Favourite Flops: Musicals

The blog’s latest feature will focus on some of the finest flops in each film genre. This week is the turn of the musical. A flop (or a box office bomb) doesn’t necessarily mean a bad film, it just means people never saw it, and I happen to love flops. After the golden age of musicals in Hollywood throughout the 1950s, the public seemed to lose interest in the all singing, all dancing picture. Their loss I say! However, the musical has re-emerged at various points with varying degrees of success… Here are a few of my favourite flop musicals:

Doctor Dolittle

This 1967 classic featured Rex Harrison in the title role as a the veterinary that can talk to the animals – just imagine it chatting to a chimp in chimpanzee… It’s hard to believe a film that feels so classic was a failure at the box office, only making back $9 million of it’s $18 million budget. There’s some wonderful musical numbers  and a wonderful pro-animal theme throughout the film, most explicitly in the song ‘Like Animals’. This is one of Rex Harrison’s most fun performances, with the excellent support of Anthony Newley, Samantha Eggar and Richard Attenborough. Forget about the Eddie Murphy adaptations and stick to this piece of sheer joy.

Paint Your Wagon
Musicals set in the Old West tend to do well right? Oklahoma, Calamity Jane, Annie Get Your Gun… But Paint Your Wagon skips that tradition. However, the film has quite rightly taken back his budget now. Albeit slightly overlong, this movie has one of the best musical soundtracks around and combines the elements of a traditional ‘Gold Rush’ western with those of a Hollywood musical. Clint Eastwood stars and shows off his impressive country voice (for those that wish to hear more of it – check out his album, Clint Eastwood Sings Cowboy Favourites), whilst Lee Marvin entertainingly blasts out ‘Wand’rin’ Star’ and ‘The Best Things’. It’s a great fun picture and worth a watch if you liked any of the above mentioned musical westerns.

Man of La Mancha
Usually it helps in a musical by having a cast that can sing.
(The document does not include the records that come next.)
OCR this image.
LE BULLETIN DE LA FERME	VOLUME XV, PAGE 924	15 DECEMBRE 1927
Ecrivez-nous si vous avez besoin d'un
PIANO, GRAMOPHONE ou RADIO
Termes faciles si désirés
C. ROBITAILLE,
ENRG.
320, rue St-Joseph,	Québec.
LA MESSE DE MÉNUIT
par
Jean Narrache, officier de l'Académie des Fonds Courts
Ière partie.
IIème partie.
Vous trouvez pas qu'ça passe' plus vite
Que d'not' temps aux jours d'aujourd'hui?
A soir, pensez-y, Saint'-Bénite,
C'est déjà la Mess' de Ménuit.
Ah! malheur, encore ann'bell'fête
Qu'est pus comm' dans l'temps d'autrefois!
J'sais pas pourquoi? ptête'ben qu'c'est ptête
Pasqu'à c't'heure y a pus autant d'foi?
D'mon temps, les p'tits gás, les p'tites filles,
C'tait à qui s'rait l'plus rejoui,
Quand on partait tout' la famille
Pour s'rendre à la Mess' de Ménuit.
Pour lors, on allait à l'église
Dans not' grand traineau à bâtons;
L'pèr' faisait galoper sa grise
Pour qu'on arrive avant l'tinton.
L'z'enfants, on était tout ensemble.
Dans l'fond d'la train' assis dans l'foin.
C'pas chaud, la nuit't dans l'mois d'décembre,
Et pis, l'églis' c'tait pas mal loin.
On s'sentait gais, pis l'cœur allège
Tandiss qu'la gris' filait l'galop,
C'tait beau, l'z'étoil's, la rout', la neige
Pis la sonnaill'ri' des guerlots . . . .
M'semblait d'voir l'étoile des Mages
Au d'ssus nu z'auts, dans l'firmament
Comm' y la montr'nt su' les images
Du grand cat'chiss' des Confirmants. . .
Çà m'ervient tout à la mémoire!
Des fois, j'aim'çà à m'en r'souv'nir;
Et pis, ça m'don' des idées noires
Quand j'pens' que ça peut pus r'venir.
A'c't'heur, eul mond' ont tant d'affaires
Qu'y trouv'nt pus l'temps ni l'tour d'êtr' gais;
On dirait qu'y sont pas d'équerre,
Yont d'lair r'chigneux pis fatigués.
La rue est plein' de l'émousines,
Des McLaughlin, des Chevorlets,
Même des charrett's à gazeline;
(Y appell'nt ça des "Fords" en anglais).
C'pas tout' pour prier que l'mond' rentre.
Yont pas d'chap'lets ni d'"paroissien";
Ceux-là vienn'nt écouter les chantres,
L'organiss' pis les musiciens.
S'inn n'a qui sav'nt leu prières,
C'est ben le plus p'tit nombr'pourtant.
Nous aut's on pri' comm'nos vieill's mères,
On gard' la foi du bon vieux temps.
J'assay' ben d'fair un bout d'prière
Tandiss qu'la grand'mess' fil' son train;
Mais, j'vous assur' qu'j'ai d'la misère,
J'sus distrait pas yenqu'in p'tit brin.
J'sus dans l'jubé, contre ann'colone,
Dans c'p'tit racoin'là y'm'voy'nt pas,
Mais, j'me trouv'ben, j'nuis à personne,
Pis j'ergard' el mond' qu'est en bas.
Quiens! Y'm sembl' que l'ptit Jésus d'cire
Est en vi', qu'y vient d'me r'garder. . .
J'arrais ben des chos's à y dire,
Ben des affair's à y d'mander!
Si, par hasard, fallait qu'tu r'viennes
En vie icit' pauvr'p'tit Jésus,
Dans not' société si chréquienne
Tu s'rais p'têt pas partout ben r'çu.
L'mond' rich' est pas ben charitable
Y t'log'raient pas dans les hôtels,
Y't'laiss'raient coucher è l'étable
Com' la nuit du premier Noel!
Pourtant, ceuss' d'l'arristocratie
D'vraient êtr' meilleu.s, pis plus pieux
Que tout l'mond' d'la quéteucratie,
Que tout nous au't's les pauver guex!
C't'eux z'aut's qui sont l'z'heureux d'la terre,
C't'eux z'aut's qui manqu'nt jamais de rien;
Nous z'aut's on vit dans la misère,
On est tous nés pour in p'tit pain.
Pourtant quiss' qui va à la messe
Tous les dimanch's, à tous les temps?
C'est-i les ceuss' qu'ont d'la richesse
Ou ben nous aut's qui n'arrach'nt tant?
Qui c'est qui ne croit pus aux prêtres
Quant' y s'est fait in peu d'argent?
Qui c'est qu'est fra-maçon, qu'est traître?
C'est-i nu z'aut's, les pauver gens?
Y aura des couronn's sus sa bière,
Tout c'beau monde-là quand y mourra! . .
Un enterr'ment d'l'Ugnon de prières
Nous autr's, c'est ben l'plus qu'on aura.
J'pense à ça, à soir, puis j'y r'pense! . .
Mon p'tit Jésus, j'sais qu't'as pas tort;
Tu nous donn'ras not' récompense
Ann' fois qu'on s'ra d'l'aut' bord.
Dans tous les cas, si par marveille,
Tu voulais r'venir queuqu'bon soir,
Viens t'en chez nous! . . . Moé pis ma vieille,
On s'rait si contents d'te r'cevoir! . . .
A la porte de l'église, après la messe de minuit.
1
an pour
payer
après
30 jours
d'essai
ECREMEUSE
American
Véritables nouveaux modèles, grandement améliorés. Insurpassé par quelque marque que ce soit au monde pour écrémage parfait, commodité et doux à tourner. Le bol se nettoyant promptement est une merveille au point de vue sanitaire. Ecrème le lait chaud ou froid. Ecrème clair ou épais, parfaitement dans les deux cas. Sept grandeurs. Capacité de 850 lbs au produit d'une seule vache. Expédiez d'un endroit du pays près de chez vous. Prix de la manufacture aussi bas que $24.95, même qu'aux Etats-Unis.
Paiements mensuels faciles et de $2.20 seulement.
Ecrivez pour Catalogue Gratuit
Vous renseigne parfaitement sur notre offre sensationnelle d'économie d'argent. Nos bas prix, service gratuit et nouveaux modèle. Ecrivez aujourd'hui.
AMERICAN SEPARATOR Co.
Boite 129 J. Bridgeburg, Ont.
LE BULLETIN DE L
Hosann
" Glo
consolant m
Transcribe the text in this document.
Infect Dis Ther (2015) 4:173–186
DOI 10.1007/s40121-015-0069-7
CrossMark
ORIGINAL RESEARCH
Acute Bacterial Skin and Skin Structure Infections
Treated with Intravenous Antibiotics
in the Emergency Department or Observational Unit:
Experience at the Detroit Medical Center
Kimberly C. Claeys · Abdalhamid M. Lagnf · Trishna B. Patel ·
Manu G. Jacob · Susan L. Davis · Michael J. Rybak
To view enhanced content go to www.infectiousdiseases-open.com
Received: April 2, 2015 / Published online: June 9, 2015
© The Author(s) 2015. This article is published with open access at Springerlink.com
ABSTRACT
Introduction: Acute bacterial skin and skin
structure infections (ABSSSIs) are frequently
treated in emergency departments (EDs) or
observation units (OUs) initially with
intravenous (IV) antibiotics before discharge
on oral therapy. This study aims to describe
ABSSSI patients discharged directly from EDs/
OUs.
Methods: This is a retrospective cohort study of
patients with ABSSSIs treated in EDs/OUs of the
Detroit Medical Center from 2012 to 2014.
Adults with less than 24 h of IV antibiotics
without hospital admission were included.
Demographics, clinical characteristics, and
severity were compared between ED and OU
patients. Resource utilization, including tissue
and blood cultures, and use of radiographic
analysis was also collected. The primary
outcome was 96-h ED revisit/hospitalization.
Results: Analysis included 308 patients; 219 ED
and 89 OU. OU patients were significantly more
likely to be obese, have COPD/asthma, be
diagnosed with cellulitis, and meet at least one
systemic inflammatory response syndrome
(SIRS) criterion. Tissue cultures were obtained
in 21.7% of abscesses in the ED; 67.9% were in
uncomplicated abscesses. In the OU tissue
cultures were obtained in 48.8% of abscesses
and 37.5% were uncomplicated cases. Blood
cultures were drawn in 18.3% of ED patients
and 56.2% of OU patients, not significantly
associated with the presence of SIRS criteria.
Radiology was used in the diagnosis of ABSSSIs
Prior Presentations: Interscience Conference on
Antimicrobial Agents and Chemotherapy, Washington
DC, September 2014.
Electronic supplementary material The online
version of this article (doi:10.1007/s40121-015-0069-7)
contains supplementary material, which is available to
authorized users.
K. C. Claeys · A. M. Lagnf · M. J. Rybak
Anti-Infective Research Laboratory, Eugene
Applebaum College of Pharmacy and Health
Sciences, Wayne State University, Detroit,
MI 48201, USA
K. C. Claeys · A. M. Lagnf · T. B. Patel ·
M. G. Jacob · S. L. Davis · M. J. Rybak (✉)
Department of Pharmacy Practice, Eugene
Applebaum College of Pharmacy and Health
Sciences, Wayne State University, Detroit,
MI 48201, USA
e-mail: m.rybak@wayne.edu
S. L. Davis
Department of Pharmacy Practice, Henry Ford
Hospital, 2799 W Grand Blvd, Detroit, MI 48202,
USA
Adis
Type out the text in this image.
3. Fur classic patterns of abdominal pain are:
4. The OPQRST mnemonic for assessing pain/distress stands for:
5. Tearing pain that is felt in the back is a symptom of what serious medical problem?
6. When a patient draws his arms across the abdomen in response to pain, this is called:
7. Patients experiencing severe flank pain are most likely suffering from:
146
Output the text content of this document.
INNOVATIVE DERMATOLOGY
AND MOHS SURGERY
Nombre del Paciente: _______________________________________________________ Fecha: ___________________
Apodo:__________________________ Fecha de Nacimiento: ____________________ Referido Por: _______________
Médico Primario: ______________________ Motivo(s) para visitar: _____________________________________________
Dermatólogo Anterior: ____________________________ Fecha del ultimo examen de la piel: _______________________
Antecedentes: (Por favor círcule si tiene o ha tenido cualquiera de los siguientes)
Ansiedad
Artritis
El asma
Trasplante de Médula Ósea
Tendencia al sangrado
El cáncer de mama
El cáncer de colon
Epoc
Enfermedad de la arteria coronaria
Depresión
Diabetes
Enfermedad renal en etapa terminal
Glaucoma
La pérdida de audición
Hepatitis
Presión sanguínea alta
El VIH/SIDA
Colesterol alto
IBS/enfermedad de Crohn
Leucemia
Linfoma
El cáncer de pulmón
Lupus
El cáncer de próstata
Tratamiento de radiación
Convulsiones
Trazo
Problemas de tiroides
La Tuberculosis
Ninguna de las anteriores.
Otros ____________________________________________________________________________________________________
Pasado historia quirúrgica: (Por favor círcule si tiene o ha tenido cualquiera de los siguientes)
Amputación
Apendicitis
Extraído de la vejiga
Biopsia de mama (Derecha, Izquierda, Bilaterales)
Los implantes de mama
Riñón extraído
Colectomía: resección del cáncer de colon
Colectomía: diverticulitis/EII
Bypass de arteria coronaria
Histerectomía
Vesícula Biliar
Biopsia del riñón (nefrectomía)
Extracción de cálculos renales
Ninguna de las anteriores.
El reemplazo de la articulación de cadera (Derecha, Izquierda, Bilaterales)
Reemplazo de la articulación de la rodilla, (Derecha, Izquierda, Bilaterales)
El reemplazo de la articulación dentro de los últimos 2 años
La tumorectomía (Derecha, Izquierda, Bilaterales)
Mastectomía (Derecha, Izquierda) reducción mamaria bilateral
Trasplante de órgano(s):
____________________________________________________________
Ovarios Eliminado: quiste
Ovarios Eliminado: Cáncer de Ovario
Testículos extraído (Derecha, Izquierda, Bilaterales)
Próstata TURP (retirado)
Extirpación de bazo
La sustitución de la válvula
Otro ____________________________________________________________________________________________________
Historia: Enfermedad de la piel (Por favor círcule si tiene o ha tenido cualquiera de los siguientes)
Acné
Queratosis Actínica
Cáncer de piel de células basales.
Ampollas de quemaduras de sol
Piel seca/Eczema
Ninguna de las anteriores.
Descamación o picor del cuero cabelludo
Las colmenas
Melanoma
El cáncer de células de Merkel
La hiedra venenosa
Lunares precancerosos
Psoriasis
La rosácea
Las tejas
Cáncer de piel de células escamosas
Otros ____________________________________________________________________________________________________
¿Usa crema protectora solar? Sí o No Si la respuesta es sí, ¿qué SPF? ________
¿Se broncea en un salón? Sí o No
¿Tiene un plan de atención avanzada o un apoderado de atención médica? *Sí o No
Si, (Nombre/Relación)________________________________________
Well, Man of La Mancha wasn’t having any of that after replacing Richard Kiley and Joan Diener with the more bankable stars Peter O’Toole and Sophia Loren. O’Toole took the lead of Don Quixote de La Mancha and had his voice dubbed over, as did Loren – so it makes for quite interesting viewing knowing it’s not actually them singing. The Impossible Dream and (I, Don Quixote) Man of La Mancha, are great numbers and the film is thoroughly entertaining.

Sextette
Seeing the 85 year old sex kitten, Mae West belt out Love Will Keep Us Together with Timothy Dalton, is 100% unadulterated camp entertainment. This has largely been forgotten about it, but I think it was the perfect  feature to end Mae’s career and really encapsulated her over the top personality. She also tackles Happy Birthday 21, in a stunningly cringey ‘gym sequence’. The film looks cheap and feels it but entertaining musical numbers and supporting performances from Dalton, George Hamilton, Tony Curtis, Ringo Starr and Dom DeLuise make it worth a watch.

Grease 2
I’m not mad about Grease and I’m far more of a fan of it’s little brother, Grease 2. Who needs Travolta and Newton John when you can have the sexier Michelle Pfeiffer and Maxwell Caulfield. Why not chuck in Tab Hunter too? Grease 2 just marginally made back it’s budget and it’s poor performance meant a proposed Grease film series was scrapped. However, Caulfield and Pfeiffer are great in this and the musical numbers are a nice change to the overplayed ones from the film’s successor. Nothing beats a little bit of Cool Rider, The Four Top’s Back to School Again or Who’s That Guy?

Staying Alive
Another sequel this time, and although a box office success, it was panned by critics and that’s why I’ve accepted it into the loving arms of Silver Screen Slags. Sylvester Stallone directs this film that was dubbed ‘the worst sequel ever’ by Entertainment Weekly. However, Stallone’s direction is stylish and exciting and Travolta shows he’s still on top form as Tony Mareno. The BeeGees return for the soundtrack which lead to Golden Globe and Grammy nominations. It’s great fun to see how Tony’s life has changed from Saturday Night Fever, and the film is certainly not the worst sequel ever. And sorry, but could that DVD cover get any more camp?

Showgirls
Okay not strictly a musical, but there’s a lot of dance numbers. This 1995 masterpiece following the lives of Las Vegas strippers and showgirls didn’t even make back half of it’s $45 million budget – but I think it should be compulsory for every person in the world to own a copy of this. The film’s in your face attitude, gratuitous nudity, obnoxious lead performance from Elizabeth Berkley and general sleazy feel make it what it is today – a forgotten masterpiece.

Best Photo Ever.

Nine
This is proof that a magnificent cast doesn’t guarantee box office success. This loose adaptation of Fellini’s 8½  starred Daniel Day Lewis, Nicole Kidman, Sophia Loren, Penelope Cruz, Judi Dench, Kate Hudson, Marion Cotillard and Fergie (The singer, not the Duchess), all whom take part in some stunning musical numbers – with striking sets and costumes. This is one for lovers of Italian cinema of the 1960s and Hollywood Musicals.

 

1 thought on “Favourite Flops: Musicals

  1. It's good to see the original "Dr. Dolittle" getting some respect. I was a kid when it came out, but loved it and still am fond of it. When I recently read Mark Harris's "Pictures at a Revolution" — about the making of Dolittle, The Graduate, Bonnie & Clyde, In the Heat of the Night, and Guess Who's Coming to Dinner in the same year — I may have been the only one disappointed he did not write more about Dolittle.